Total rest for a couple of weeks at least.
Bit bored already though!  
Might buy an Airfix kit!


----------



## John-H (Jul 13, 2005)

Airfix - that's a blast from a sticky past. I feel Humbroled.


----------



## A3DFU (May 7, 2002)

Otley said:


> Total rest for a couple of weeks at least.
> Bit bored already though!


Time to read the forum back to front :wink:


----------



## Hoggy (May 8, 2002)

John-H said:


> Airfix - that's a blast from a sticky past. I feel Humbroled.


Hi, :lol: 
Hoggy.


----------



## j8keith (Jun 26, 2009)

John-H said:


> Airfix - that's a blast from a sticky past. I feel Humbroled.


I always ended up with more glue on me than the kit, clear plastic like aircraft cockpits became opaque.


----------



## Otley (May 15, 2013)

John-H said:


> Airfix - that's a blast from a sticky past. I feel Humbroled.

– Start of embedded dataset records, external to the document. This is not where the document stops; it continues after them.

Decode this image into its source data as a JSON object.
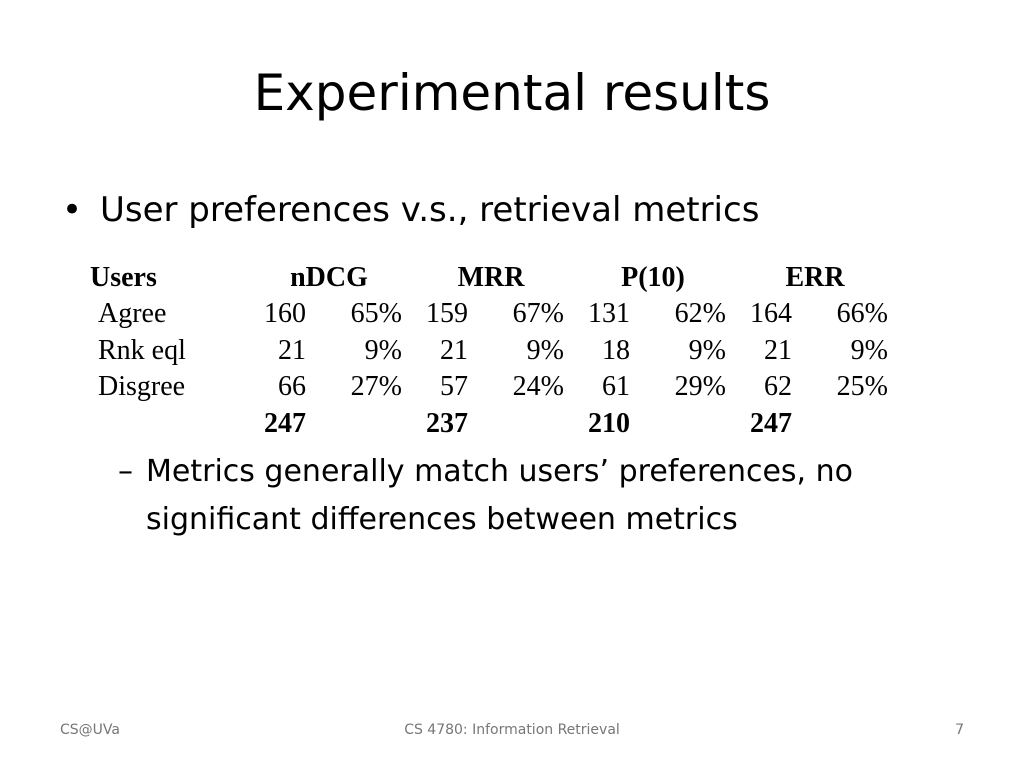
{
  "slide": {
    "title": "Experimental results",
    "bullet": "User preferences v.s., retrieval metrics",
    "table": {
      "headers": [
        "Users",
        "nDCG",
        "MRR",
        "P(10)",
        "ERR"
      ],
      "rows": [
        {
          "label": "Agree",
          "cells": [
            "160",
            "65%",
            "159",
            "67%",
            "131",
            "62%",
            "164",
            "66%"
          ]
        },
        {
          "label": "Rnk eql",
          "cells": [
            "21",
            "9%",
            "21",
            "9%",
            "18",
            "9%",
            "21",
            "9%"
          ]
        },
        {
          "label": "Disgree",
          "cells": [
            "66",
            "27%",
            "57",
            "24%",
            "61",
            "29%",
            "62",
            "25%"
          ]
        }
      ],
      "totals": [
        "247",
        "237",
        "210",
        "247"
      ]
    },
    "sub_bullet_dash": "–",
    "sub_bullet": "Metrics generally match users’ preferences, no significant differences between metrics",
    "bullet_char": "•"
  },
  "footer": {
    "left": "CS@UVa",
    "center": "CS 4780: Information Retrieval",
    "right": "7"
  }
}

Ah ha! I see what you did there! :lol: 
What should I go for then? Just a small one eh?


----------



## John-H (Jul 13, 2005)

Otley said:


> John-H said:
> 
> 
> > Airfix - that's a blast from a sticky past. I feel Humbroled.
> ...


 :lol: One with no windows according to Keith ...


----------



## rustyintegrale (Oct 1, 2006)

John-H said:


> Airfix - that's a blast from a sticky past. I feel Humbroled.


 :lol: :lol: :lol:

Were you a paint before construction or after person?


----------



## John-H (Jul 13, 2005)

I have to admit after ... if I bothered :roll: as they were not as much fun when they became an ornament - I enjoyed the construction puzzle element more


----------